Achim Gratz <address@hidden> writes:

> Clément Pit-Claudel writes:
>> Sorry, maybe my original question wasn't clear.  The question was: I
>> wrote a command line utility in ELisp (it doesn't provide interactive
>> commands; just a command line interface).  What's the preferred way
>> for users to install it?
>
> I understood that to be the case, but it's a very surprising use of
> package.el and ELisp.  As I said I don't really have a suggestion at the
> moment, but this particular use case should not be handled as an "Emacs
> package".  You use Emacs as a VM for some scripting here.

I don't see any harm in this being an ELPA package.
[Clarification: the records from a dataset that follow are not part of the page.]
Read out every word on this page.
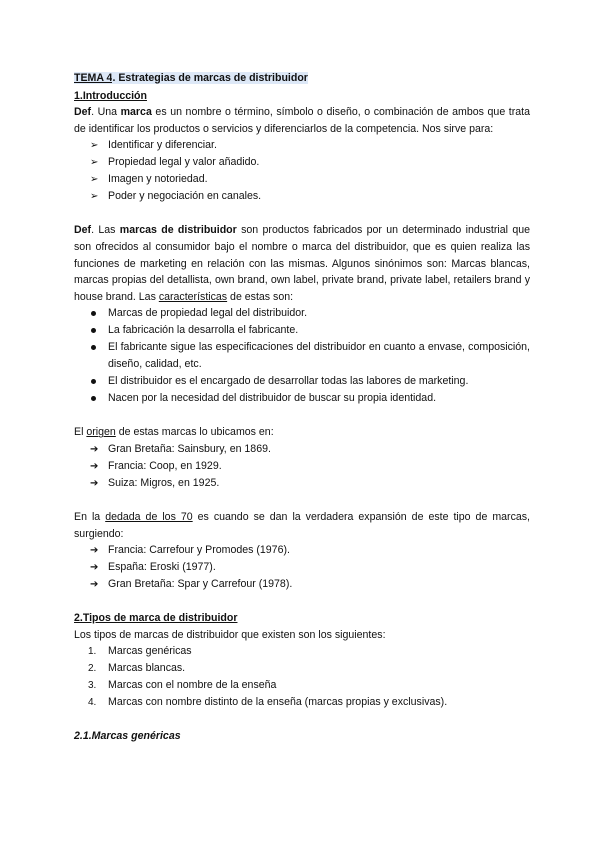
TEMA 4. Estrategias de marcas de distribuidor

1.Introducción

Def. Una marca es un nombre o término, símbolo o diseño, o combinación de ambos que trata de identificar los productos o servicios y diferenciarlos de la competencia. Nos sirve para:

➢ Identificar y diferenciar.
➢ Propiedad legal y valor añadido.
➢ Imagen y notoriedad.
➢ Poder y negociación en canales.

Def. Las marcas de distribuidor son productos fabricados por un determinado industrial que son ofrecidos al consumidor bajo el nombre o marca del distribuidor, que es quien realiza las funciones de marketing en relación con las mismas. Algunos sinónimos son: Marcas blancas, marcas propias del detallista, own brand, own label, private brand, private label, retailers brand y house brand. Las características de estas son:

Marcas de propiedad legal del distribuidor.
La fabricación la desarrolla el fabricante.
El fabricante sigue las especificaciones del distribuidor en cuanto a envase, composición, diseño, calidad, etc.
El distribuidor es el encargado de desarrollar todas las labores de marketing.
Nacen por la necesidad del distribuidor de buscar su propia identidad.

El origen de estas marcas lo ubicamos en:

➔ Gran Bretaña: Sainsbury, en 1869.
➔ Francia: Coop, en 1929.
➔ Suiza: Migros, en 1925.

En la dedada de los 70 es cuando se dan la verdadera expansión de este tipo de marcas, surgiendo:

➔ Francia: Carrefour y Promodes (1976).
➔ España: Eroski (1977).
➔ Gran Bretaña: Spar y Carrefour (1978).

2.Tipos de marca de distribuidor

Los tipos de marcas de distribuidor que existen son los siguientes:

1.	Marcas genéricas
2.	Marcas blancas.
3.	Marcas con el nombre de la enseña
4.	Marcas con nombre distinto de la enseña (marcas propias y exclusivas).

2.1.Marcas genéricas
>>> I simply don't think that wrapper scripts and/or compiling binaries
>>> is appropriate for ELPA packages, it just opens one big can of worms
>>> that I don't really want to deal with in any way.
>>
>> I don't understand this part too well.  Are you saying that ELPA isn't
>> the right place to distribute a command line application written
>> entirely in ELisp?  (Note that the task that I'm describing has
>> nothing to do with compiling binaries — sorry if that wasn't clear).
>
> Well, I would want to distinguish between Emacs packages proper and
> Emacs as a scripting VM.  The more I think about it, package.el should
> guarantee that it doesn't write outside the package directory unless it
> has explicit user consent.

That's reasonable, but probably not enforceable. The
'post-install-action' run by package.el could be elisp code that firsts
asks permission, then runs a shell script to run the compiler.